Мы не станем останавливаться на том хорошо известном и довольно подробно исследованном факте о связи «изреченного слова» с идеей предопределения. Веру в неотвратимость исполнения пророчества роднит с идеей судьбы прежде всего то обстоятельство, что эта вера есть вера в неотвратимость определённого будущего, которое этим пророчеством как бы наперёд задано, и вместе с тем задаётся как уже заранее известное. Последнее обстоятельство сближает проклятие с пророчеством. По чрезвычайно метким словам одного путешественника, глубоко проникшего в этот психологический механизм, «предсказание служило приговором, который приводила в исполнение вера».

В замечательной работе Гюстава Глоца (1904) убедительно показано, что латинское dico и греческое dike заставляют предположить существование формульного права, которым определяется, что надлежит делать в каждом конкретном случае. Судья, таким образом, это тот, кто следит за соблюдением формульных установлений и имеет право изрекать соответствующее правило.
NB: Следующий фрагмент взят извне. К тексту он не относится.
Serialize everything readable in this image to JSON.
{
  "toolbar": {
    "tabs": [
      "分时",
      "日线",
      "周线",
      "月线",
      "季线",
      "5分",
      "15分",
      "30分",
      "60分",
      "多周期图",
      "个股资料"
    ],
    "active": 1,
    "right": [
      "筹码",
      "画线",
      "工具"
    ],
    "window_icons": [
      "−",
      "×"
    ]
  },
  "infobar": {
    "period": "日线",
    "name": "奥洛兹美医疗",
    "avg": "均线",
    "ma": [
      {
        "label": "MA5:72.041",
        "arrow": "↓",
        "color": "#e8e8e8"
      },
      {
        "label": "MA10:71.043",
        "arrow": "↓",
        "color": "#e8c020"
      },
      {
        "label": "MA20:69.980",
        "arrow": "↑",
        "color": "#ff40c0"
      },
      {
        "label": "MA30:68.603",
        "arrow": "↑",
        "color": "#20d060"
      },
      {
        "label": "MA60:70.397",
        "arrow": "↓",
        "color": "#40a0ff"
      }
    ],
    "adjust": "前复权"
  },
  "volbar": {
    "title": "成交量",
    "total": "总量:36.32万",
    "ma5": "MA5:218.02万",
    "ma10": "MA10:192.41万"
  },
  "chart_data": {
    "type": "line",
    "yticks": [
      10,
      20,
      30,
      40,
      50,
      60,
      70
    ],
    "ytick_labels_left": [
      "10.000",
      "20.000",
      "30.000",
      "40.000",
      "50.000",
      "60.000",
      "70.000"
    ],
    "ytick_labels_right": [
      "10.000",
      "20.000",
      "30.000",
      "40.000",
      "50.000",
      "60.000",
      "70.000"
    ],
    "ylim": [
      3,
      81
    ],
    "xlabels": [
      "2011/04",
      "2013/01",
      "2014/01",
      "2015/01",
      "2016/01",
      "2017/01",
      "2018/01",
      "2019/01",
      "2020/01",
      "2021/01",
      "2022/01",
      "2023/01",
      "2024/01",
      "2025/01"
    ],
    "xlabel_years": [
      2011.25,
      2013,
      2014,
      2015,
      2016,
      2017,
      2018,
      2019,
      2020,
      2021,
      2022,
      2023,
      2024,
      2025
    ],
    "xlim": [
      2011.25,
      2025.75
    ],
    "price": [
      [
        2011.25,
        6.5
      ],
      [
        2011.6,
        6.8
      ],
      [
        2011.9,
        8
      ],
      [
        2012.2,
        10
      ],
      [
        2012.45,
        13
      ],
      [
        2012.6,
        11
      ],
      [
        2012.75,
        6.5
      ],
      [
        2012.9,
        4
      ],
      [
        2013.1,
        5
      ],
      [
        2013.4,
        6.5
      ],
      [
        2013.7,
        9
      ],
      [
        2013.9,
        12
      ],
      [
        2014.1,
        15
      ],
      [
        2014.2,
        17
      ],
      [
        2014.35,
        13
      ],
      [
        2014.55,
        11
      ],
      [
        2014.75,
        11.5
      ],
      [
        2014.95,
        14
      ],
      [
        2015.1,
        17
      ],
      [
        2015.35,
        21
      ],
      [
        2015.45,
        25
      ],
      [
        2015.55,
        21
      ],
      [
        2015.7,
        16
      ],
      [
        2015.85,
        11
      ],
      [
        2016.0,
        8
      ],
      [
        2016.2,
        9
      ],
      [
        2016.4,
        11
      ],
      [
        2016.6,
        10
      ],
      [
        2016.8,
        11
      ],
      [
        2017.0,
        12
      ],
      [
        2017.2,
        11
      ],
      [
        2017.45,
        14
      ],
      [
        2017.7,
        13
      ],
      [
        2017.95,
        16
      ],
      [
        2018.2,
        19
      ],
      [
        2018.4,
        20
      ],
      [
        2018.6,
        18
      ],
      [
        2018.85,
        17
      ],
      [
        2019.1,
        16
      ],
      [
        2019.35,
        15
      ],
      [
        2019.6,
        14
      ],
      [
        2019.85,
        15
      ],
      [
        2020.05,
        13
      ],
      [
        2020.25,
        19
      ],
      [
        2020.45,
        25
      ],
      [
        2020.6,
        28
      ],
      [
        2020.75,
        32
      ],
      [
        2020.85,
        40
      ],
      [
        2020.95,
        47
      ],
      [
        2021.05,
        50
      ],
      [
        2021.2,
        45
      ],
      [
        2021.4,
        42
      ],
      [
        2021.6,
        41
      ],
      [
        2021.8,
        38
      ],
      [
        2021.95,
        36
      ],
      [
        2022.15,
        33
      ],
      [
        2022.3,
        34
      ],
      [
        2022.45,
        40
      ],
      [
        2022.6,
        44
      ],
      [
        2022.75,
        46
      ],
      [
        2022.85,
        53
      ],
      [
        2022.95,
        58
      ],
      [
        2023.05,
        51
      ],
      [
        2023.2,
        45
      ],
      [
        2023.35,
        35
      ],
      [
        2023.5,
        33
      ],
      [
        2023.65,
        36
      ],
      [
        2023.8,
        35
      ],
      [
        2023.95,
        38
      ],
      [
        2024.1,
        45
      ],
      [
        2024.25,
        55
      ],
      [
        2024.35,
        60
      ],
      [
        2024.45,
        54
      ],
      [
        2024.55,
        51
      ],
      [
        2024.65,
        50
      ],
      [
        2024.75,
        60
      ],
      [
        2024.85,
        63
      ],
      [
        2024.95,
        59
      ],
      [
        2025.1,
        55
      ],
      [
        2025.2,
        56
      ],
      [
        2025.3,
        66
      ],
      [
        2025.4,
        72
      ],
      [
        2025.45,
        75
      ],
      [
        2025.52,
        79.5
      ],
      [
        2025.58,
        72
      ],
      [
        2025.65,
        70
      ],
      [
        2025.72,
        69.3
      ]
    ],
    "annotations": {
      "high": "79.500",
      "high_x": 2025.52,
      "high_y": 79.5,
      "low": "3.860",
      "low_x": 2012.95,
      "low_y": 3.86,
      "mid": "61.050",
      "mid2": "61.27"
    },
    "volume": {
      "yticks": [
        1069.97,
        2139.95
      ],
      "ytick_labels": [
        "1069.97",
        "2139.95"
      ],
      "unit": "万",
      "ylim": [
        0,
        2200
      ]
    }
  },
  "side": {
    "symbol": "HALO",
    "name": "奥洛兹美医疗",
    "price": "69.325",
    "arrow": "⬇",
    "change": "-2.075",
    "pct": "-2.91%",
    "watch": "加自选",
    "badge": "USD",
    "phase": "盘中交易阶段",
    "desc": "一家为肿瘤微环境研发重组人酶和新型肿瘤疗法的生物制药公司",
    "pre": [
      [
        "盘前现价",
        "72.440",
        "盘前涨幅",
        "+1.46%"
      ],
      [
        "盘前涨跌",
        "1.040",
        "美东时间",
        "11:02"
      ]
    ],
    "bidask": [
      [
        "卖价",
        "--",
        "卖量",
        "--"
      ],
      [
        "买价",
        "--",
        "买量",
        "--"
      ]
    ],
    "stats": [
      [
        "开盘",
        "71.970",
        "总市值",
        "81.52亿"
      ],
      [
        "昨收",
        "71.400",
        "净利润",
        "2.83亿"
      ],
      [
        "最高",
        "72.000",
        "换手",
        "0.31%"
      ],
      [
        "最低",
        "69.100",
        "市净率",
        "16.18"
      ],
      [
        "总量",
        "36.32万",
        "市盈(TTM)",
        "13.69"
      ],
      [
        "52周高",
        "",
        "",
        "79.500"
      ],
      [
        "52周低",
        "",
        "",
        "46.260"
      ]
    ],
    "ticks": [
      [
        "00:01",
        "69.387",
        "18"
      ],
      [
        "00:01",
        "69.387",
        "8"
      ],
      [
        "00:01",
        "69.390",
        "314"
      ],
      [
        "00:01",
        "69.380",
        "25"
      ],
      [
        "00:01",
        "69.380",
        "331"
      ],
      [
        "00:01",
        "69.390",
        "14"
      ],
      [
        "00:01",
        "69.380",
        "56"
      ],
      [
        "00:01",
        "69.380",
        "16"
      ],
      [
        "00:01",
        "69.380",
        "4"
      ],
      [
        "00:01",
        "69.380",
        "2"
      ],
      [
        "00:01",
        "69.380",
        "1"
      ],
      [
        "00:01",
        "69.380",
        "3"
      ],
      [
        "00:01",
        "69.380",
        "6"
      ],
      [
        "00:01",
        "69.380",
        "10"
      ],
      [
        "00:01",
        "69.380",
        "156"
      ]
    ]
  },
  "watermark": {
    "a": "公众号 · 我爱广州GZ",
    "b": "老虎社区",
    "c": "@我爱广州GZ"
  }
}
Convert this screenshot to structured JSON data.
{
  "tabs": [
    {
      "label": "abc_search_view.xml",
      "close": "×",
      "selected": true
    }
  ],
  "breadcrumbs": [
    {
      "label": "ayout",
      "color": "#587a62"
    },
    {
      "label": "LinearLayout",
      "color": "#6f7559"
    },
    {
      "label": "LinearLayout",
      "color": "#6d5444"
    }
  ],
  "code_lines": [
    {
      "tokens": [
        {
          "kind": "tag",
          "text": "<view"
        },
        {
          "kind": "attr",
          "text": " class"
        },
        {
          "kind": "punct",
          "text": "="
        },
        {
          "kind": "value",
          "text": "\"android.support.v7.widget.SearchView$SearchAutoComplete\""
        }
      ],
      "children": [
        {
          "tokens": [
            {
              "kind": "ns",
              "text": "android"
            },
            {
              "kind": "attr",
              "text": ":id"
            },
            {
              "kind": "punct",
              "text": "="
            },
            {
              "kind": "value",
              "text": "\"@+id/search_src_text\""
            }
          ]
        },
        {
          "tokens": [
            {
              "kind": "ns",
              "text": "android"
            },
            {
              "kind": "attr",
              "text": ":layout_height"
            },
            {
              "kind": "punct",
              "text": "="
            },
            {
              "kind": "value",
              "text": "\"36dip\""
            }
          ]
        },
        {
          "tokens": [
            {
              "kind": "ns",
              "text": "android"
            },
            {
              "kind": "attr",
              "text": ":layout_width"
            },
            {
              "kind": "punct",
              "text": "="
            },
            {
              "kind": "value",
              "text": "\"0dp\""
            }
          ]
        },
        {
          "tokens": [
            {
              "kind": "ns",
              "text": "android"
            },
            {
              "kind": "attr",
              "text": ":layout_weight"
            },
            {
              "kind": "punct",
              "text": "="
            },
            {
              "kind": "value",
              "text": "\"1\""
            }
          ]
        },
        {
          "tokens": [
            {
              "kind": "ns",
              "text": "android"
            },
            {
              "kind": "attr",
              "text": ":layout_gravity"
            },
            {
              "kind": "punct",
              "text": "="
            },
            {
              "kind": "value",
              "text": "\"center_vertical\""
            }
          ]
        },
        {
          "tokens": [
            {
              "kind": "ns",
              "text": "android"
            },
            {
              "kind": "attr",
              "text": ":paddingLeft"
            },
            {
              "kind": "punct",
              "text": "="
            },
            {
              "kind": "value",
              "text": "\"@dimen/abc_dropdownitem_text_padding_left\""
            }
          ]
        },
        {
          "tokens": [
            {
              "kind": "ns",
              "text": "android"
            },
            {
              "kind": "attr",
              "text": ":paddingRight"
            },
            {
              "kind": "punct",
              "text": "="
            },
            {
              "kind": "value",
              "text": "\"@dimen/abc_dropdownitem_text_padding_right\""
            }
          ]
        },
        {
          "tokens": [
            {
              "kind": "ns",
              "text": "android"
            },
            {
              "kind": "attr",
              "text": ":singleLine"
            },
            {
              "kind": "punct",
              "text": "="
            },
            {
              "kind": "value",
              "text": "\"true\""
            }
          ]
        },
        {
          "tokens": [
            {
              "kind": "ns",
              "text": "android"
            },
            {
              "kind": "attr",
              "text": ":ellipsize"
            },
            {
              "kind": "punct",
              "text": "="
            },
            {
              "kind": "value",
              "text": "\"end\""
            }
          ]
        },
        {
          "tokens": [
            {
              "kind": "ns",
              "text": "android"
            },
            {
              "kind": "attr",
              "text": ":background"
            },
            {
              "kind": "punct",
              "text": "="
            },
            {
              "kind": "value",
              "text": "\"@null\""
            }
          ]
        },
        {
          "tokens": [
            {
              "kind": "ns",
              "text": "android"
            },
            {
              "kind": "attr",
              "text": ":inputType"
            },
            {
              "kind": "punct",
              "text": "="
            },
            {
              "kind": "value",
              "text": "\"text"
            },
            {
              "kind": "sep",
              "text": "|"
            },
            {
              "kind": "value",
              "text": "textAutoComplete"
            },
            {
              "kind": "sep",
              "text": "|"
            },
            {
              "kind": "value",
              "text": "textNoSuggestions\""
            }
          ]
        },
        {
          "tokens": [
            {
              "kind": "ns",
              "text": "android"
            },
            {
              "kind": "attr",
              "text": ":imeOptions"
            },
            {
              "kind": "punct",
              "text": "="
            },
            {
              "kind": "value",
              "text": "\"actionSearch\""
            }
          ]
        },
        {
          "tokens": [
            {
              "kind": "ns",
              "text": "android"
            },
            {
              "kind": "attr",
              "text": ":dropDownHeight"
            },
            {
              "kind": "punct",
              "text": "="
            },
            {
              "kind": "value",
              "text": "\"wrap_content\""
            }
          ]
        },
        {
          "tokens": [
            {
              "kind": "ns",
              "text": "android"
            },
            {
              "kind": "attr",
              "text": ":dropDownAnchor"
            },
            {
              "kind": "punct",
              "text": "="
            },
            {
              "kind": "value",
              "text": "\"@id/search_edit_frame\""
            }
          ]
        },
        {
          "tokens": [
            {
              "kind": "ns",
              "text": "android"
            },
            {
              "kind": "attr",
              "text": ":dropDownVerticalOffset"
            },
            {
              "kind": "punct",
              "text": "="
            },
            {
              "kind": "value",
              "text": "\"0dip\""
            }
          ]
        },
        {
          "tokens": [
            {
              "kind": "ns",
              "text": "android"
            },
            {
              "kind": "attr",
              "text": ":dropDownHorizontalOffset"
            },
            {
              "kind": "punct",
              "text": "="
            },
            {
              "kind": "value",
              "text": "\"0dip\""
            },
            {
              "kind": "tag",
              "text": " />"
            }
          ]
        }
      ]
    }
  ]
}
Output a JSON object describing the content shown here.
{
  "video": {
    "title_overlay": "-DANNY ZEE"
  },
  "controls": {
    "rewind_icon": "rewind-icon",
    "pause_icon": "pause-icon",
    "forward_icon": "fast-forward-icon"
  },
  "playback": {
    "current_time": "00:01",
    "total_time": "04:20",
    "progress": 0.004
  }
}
Главнейшие признаки права на этой ступени – это его публичность, но и его безаппеляционность.

Мы уже имели случай упоминать, что, если мы исследуем неразвитую форму государственного организма, то убедимся, что законодательная способность является в нём способностью наименее заметною и наименее развитою. Различные оттенки власти, под влиянием свойственных обществу идей, не различались один от другого, и в человеческом уме не существовало ясного сознания о различии между изданием закона, его обнародованием и наказанием лица, его нарушившего. Мэн даже высказывает мнение, что если только к той различного рода власти возможно было приложить современные названия, то законодательная власть заняла бы место на самом заднем плане, тогда как фактом, сознаваемым с наибольшей ясностью, являлась бы власть судебная. Иными словами, под «судом» понималась власть вообще. Это как будто позволяет предположить такое правовое состояние, которое целиком и единственно выражалось одномоментным юридическим актом.

Другой не менее почтенный исследователь индоевропейских древностей говорит: "Индоевропейское rex – понятие более религиозное, чем политическое. Обязанности здесь не заключаются в том, чтобы повелевать и вершить власть, а устанавливать правила и определять то, что относится к праву в прямом смысле этого слова. Кроме того, он наделен страшной магической властью". Софокл помнит ещё ту отдаленную эпоху, когда, выражаясь словами Гемона, один лишь взгляд царя "страшен простому человеку"; один лишь этот взгляд прерывает речи, неугодные царскому слуху. Вундт и многие другие антропологи приводят данные об исследовании примитивных обществ, в которых шаману или вождю, наделённому сакральной властью, было достаточно произнести особое слово, означавшее смертный приговор, чтобы тот, на кого он был направлен, валился замертво. На этом основании был сделан вывод о том, что психика примитивного человека обладала особым видом тождества, или, психофизиологическим единством с тем, кого этот человек наделяет высшей властью. Эта же особенность объясняет и могущество слова в положительном значении, когда оно является целебным либо обережным заклинанием. Само слово, произносимое вождём, было, по-видимому, строго табуировано, но имелись слова, служившие для обозначения самого процесса.